Enquanto acenava para os moradores dos edifícios que cercavam o trajeto de seis quilômetros, Anderson Mathias comentava a importância de conscientizar também os moradores da cidade. "Essa luta não é só dos camponeses. Garantir a soberania alimentar, dar o que comer para o nosso povo, é problema de todos". Eliminar o latifúndio, além de atender à justiça social que se pretende conquistar com a revolução bolivariana, significará instrumentalizar o campo para ser umas das fontes de geração de riquezas do país.
Desde 1922, com a descoberta dos poços de petróleo, a Venezuela abandonou a agricultura e os camponeses foram despejados nas cidades, nos bolsões de miséria, semelhante ao êxodo brasileiro. A realidade, hoje, se vê no prato e nas ruas. Mais de 70% dos alimentos são importados e 16% da população está desempregada. Dos que têm ocupação, 51% são trabalhadores informais.
Contra-revolução
A impunidade aos casos de assassinato e atentados contra os trabalhadores rurais foi um dos grandes temas tratados pela marcha. Braulio Alvarez, um dos principais líderes camponeses, caminhou parte do percurso de muletas. Dia 23 de junho, ele sofreu um atentado à bala no Estado Yaracuy.
Junto com os demais camponeses que reivindicavam justiça para as mortes de seus companheiros, Alvarez entregou ao Ministério Público uma lista de denúncias de casos ainda sem julgamento e de trabalhadores rurais ameaçados de morte.
Para o ministro de Agricultura e Terras, Antonio Albarran, o assassinato de camponeses pelos latifundiários vai além do enfrentamento interno entre os setores da burguesia venezuelana. "Trata-se de um projeto do império para impedir o avanço da revolução. Não vamos permitir nenhum retrocesso", garante.
Investigação
Os camponeses ocuparam a Assembléia Nacional para exigir a criação de uma comissão para investigar os assassinatos e criar condições para aumentar a segurança no campo. Em seguida, se reuniram com o vice-presidente, Jose Vicente Rangel e o ministro de Agricultura e Terras. Um encontro frutífero.

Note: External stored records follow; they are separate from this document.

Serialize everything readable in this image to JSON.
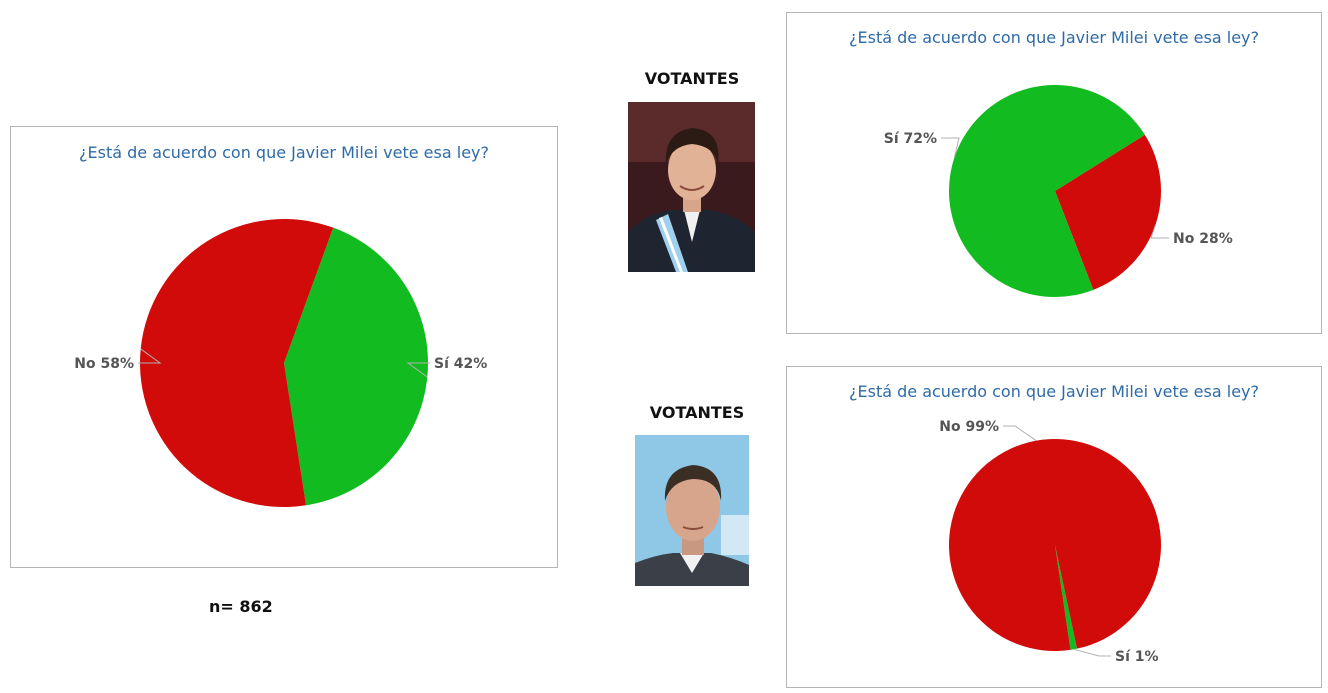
{
  "sample_size": "n= 862",
  "segments": [
    {
      "label": "VOTANTES"
    },
    {
      "label": "VOTANTES"
    }
  ],
  "colors": {
    "si": "#12bb1f",
    "no": "#d10a0a",
    "title": "#2e6ba6"
  },
  "chart_data": [
    {
      "type": "pie",
      "title": "¿Está de acuerdo con que Javier Milei vete esa ley?",
      "slices": [
        {
          "name": "Sí",
          "value": 42,
          "label": "Sí 42%",
          "color": "#12bb1f"
        },
        {
          "name": "No",
          "value": 58,
          "label": "No 58%",
          "color": "#d10a0a"
        }
      ]
    },
    {
      "type": "pie",
      "title": "¿Está de acuerdo con que Javier Milei vete esa ley?",
      "slices": [
        {
          "name": "No",
          "value": 28,
          "label": "No 28%",
          "color": "#d10a0a"
        },
        {
          "name": "Sí",
          "value": 72,
          "label": "Sí 72%",
          "color": "#12bb1f"
        }
      ]
    },
    {
      "type": "pie",
      "title": "¿Está de acuerdo con que Javier Milei vete esa ley?",
      "slices": [
        {
          "name": "Sí",
          "value": 1,
          "label": "Sí 1%",
          "color": "#12bb1f"
        },
        {
          "name": "No",
          "value": 99,
          "label": "No 99%",
          "color": "#d10a0a"
        }
      ]
    }
  ]
}
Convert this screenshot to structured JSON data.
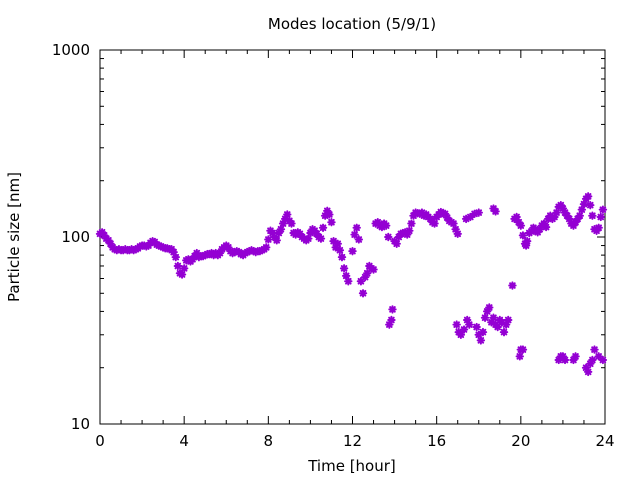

Albarran assegurou a participação dos camponeses na eleição, por assembléia popular, dos dirigentes regionais do Inti. "A partir de agora, esse órgão será dos camponetonio ses. Vamos chegar até as últimas conseqüências, custe o que custar", garantiu o ministro. Além disso, serão nomeados mais 39 fiscais para avaliar os casos de sicariato e os camponeses também participarão da comissão de investigação dos crimes no campo.
Fronteira
Outra questão que preocupa tanto o Estado como os camponeses é a gigante fronteira com a vizinha Colômbia. Segundo relato dos agricultores, por ser uma região de alta tensão, onde estão presentes grupos paramilitares e da guerrilha, as forças de segurança do Estado cerceiam o direito de liberdade ao qualificá-los como "subversivos".
O Estado, por sua vez, tenta impedir a infiltração de agentes irregulares na região. "A única subversão que temos cometido até agora é lutar pelo direito de plantar e colher nossos alimentos", diz Freddy Montilla, agricultor do Estado Barinas.
A manifestação se estendeu até a madrugada da terça-feira. Durante a noite, os camponeses fizeram uma vigília em frente à Assembléia Nacional, em memória dos 140 camponeses assassinados, vítimas do sicariato. Desde que Chávez declarou guerra ao latifúndio, em janeiro, a cada semana, em média, um camponês é assassinado.